Noise Reduction (NR): A signal processing function used to reduce the amount of background noise, as well as, to lower the noise floor.

Normalize: The process of increasing all digital samples linearly, by the same amount, in order for the largest original sample to reach a given level, based on a peak or RMs value.

Peak: The maximum instantaneous level of a signal.

Phasing: A phenomenon that occurs when two similar audio signals engage one another in an interfering fashion, causing an undesirable ‘sweeping’ effect. This is most commonly heard when summing a stereo audio file into mono.

Production Master: The final, retail-ready audiobook. At this point, the audio has gone through the editing/quality control pass (QC pass) stage, and has been mastered (processed).

Q: An equalizer control that determines how wide or narrow the bandwidth of a selected frequency range will be.

Raw Audio: Unprocessed recorded audio, and the first state of your audio files before the editing/quality control pass (QC pass).

Root Mean Square (RMS): A conventional way to measure the effective average value of an audio signal as well as the perceived dynamic range values of that signal.

Room Tone: The background noise in a room. For audiobook purposes, room tone should be the resting sound in your studio, and as close to silence as possible.

Signal: A generic name used for audio recording purposes that refers to one of the many forms of sound in the audio chain.
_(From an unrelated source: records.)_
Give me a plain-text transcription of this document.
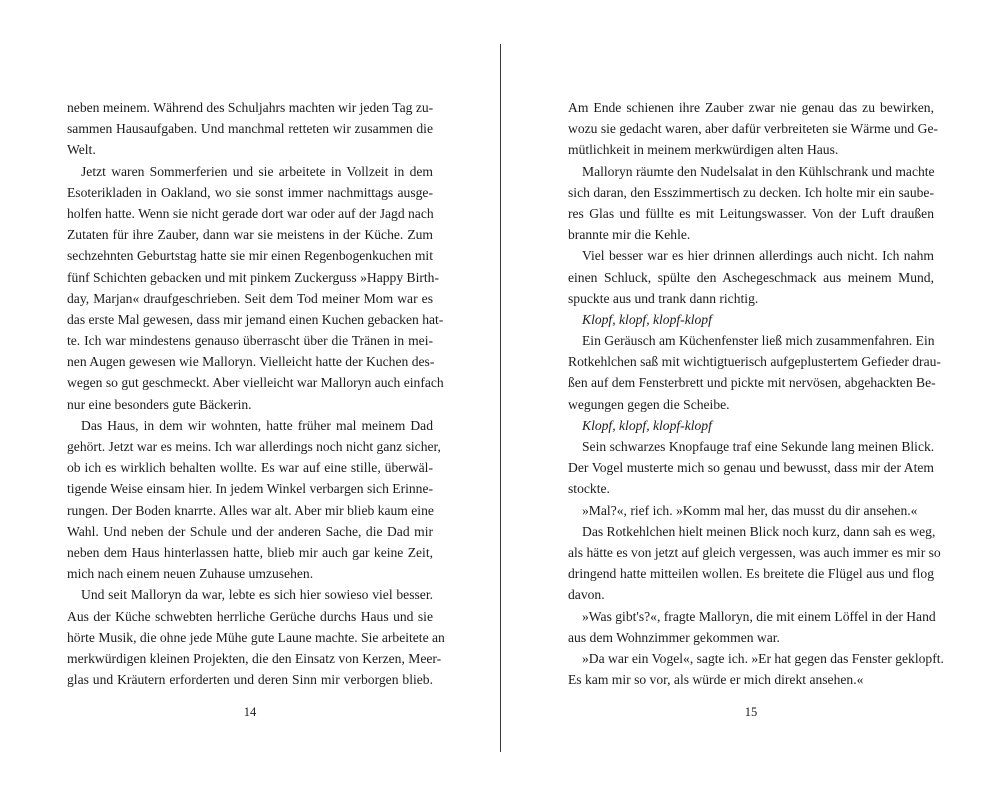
neben meinem. Während des Schuljahrs machten wir jeden Tag zu-
sammen Hausaufgaben. Und manchmal retteten wir zusammen die
Welt.
Jetzt waren Sommerferien und sie arbeitete in Vollzeit in dem
Esoterikladen in Oakland, wo sie sonst immer nachmittags ausge-
holfen hatte. Wenn sie nicht gerade dort war oder auf der Jagd nach
Zutaten für ihre Zauber, dann war sie meistens in der Küche. Zum
sechzehnten Geburtstag hatte sie mir einen Regenbogenkuchen mit
fünf Schichten gebacken und mit pinkem Zuckerguss »Happy Birth-
day, Marjan« draufgeschrieben. Seit dem Tod meiner Mom war es
das erste Mal gewesen, dass mir jemand einen Kuchen gebacken hat-
te. Ich war mindestens genauso überrascht über die Tränen in mei-
nen Augen gewesen wie Malloryn. Vielleicht hatte der Kuchen des-
wegen so gut geschmeckt. Aber vielleicht war Malloryn auch einfach
nur eine besonders gute Bäckerin.
Das Haus, in dem wir wohnten, hatte früher mal meinem Dad
gehört. Jetzt war es meins. Ich war allerdings noch nicht ganz sicher,
ob ich es wirklich behalten wollte. Es war auf eine stille, überwäl-
tigende Weise einsam hier. In jedem Winkel verbargen sich Erinne-
rungen. Der Boden knarrte. Alles war alt. Aber mir blieb kaum eine
Wahl. Und neben der Schule und der anderen Sache, die Dad mir
neben dem Haus hinterlassen hatte, blieb mir auch gar keine Zeit,
mich nach einem neuen Zuhause umzusehen.
Und seit Malloryn da war, lebte es sich hier sowieso viel besser.
Aus der Küche schwebten herrliche Gerüche durchs Haus und sie
hörte Musik, die ohne jede Mühe gute Laune machte. Sie arbeitete an
merkwürdigen kleinen Projekten, die den Einsatz von Kerzen, Meer-
glas und Kräutern erforderten und deren Sinn mir verborgen blieb.
Am Ende schienen ihre Zauber zwar nie genau das zu bewirken,
wozu sie gedacht waren, aber dafür verbreiteten sie Wärme und Ge-
mütlichkeit in meinem merkwürdigen alten Haus.
Malloryn räumte den Nudelsalat in den Kühlschrank und machte
sich daran, den Esszimmertisch zu decken. Ich holte mir ein saube-
res Glas und füllte es mit Leitungswasser. Von der Luft draußen
brannte mir die Kehle.
Viel besser war es hier drinnen allerdings auch nicht. Ich nahm
einen Schluck, spülte den Aschegeschmack aus meinem Mund,
spuckte aus und trank dann richtig.
Klopf, klopf, klopf-klopf
Ein Geräusch am Küchenfenster ließ mich zusammenfahren. Ein
Rotkehlchen saß mit wichtigtuerisch aufgeplustertem Gefieder drau-
ßen auf dem Fensterbrett und pickte mit nervösen, abgehackten Be-
wegungen gegen die Scheibe.
Klopf, klopf, klopf-klopf
Sein schwarzes Knopfauge traf eine Sekunde lang meinen Blick.
Der Vogel musterte mich so genau und bewusst, dass mir der Atem
stockte.
»Mal?«, rief ich. »Komm mal her, das musst du dir ansehen.«
Das Rotkehlchen hielt meinen Blick noch kurz, dann sah es weg,
als hätte es von jetzt auf gleich vergessen, was auch immer es mir so
dringend hatte mitteilen wollen. Es breitete die Flügel aus und flog
davon.
»Was gibt's?«, fragte Malloryn, die mit einem Löffel in der Hand
aus dem Wohnzimmer gekommen war.
»Da war ein Vogel«, sagte ich. »Er hat gegen das Fenster geklopft.
Es kam mir so vor, als würde er mich direkt ansehen.«
14	15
Stereo Interleaved: See “Interleaved Stereo”

Threshold: The level at which a dynamics processor will activate, that is, begin to change gain.

VBR (Variable Bit Rate): An encoding option for audio files which tries to minimize file size by encoding to a sliding quality scale instead of a fixed bitrate. ACX does not accept VBR files.

WAV: The most common uncompressed audio format. You should record, edit, and master your audio as WAV files until you are ready to convert to MP3.